Lying nine miles south-west of Cardiff, Barry Island has been the Welsh capital’s favourite seaside resort since the 1930s. Butlin’s Barry Island opened in 1966, and while the holiday camp is now long gone, the Pleasure Park and twin sandy beaches still draw the crowds each summer.
But since its TV stardom in the much-loved comedy, Barry Island has experienced a quiet renaissance, which locals call the Gavin & Stacey effect. Awesome Wales (awesome.wales) a zero-waste grocery and coffee shop has opened in Barry town centre, Whitmore+ Jackson (facebook.com/whitmoreandjackson), a hip cafe-bar, serves craft gin and vegan doughnuts on the front, while Hang Fire, a Southern-inspired diner (mains from £15, hangfiresouthernkitchen.com), has popped up in the regenerated Pumphouse on Barry Docks. Uncle Bryn would be beside himself.
First stop on Shân’s Barry tour (shanswalestours.com) is Trinity Street, for a selfie outside number 47, where Gwen and Stacey lived, next door to Doris and across the road from Uncle Bryn. As it goes, the Essex scenes were also filmed in South Wales, so we head to Gavin’s house on Laburnum Way, an unassuming cul-de-sac in nearby Dinas Powys.

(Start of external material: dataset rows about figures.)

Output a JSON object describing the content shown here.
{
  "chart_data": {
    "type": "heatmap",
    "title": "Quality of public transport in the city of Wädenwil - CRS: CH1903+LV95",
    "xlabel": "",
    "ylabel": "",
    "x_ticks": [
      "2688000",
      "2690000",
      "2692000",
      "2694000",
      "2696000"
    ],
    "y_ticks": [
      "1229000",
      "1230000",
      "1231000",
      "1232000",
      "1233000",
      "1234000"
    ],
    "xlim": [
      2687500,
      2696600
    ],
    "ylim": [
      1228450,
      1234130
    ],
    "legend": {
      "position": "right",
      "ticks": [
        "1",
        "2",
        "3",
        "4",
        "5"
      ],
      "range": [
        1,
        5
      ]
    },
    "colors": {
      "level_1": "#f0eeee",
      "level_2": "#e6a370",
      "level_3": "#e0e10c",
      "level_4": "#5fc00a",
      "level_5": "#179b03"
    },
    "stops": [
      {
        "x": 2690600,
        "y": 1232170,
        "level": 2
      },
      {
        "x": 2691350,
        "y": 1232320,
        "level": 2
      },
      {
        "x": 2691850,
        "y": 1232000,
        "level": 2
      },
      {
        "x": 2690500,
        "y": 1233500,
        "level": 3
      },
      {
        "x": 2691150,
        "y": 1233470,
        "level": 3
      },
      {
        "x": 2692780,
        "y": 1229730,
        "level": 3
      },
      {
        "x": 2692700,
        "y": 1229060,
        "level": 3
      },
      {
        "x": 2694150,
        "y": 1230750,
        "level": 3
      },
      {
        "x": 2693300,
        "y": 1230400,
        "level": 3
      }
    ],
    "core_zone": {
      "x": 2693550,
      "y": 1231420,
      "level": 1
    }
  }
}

Then we swing by the Glendale Hotel in Penarth, aka Capriccio’s Italian, before it’s back to Barry for a pint at the Colcot Arms Hotel, where Smithy held his dismal quiz night. But the highlight of my tour is St Cattwg’s Church in Llantwit Major, a tidy little village outside Barry, where Gavin and Stacey got married.
Although more of a daytripper destination, especially since Butlin’s closed for business, Barry Island has a handful of B&Bs, including Gail’s Guest House (doubles from £51, gailsguesthouse.co.uk). I’m staying at the Vale Resort (doubles from £90 B&B, valeresort.com) ten miles north of Barry, which starred as the wedding fair venue in series one (remember Smithy’s stag plans and Nessa in that outfit? ‘I’ll take all of this but I don’t need another whip…’) and, like our Ness, is popular with the Welsh rugby team.

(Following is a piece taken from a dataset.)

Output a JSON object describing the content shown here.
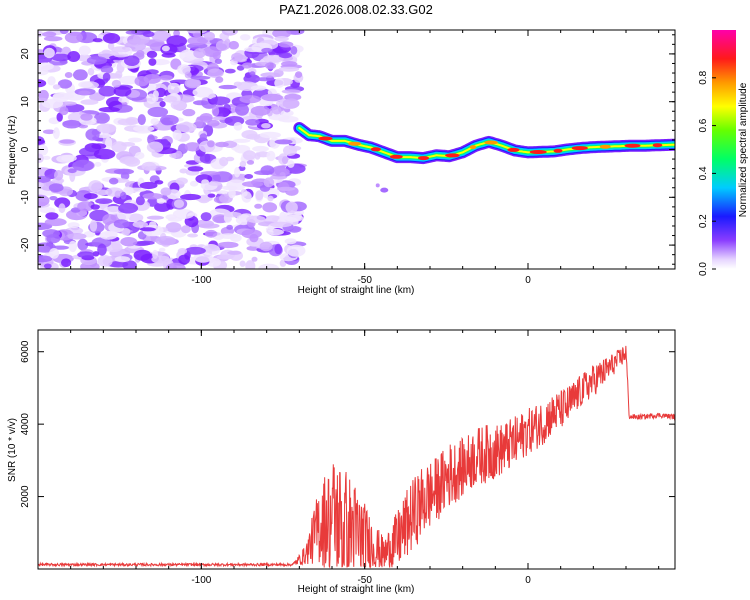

Although locally called Barrybados, Barry Island is more Cardigan Bay than the Caribbean and even on this bright winter day, the wind that whips off the Bristol Channel is as sharp as one of Nessa’s comebacks. To warm up, Shân treats me to a coffee and a cream cake at Marco’s Cafe (facebook.com/pages/Marcos-Cafe-Barry-Island) on the promenade, where Stacey worked in series three.
‘Ten years ago, folk round here would think I’d gone mad if I opened the café in November. The island always closed down for winter. But here we are now, a coffee culture in Barry,’ grins the actual Marco, his café packed out on this frosty morning.
Of course, Barry’s not all posh coffee and pesto paninis now — it still has a traditional seaside charm with three-for-a-pound doughnut stalls, dodgems and the neon-lit Gordon Bennetts Night Club on Barry seafront. Reluctantly, it’s time to say ‘hwyl fawr Barry’, and as I board the train home, Shân shakes my hand, gives me a wink and grins, ‘It’s been a blast, sugar t**s.’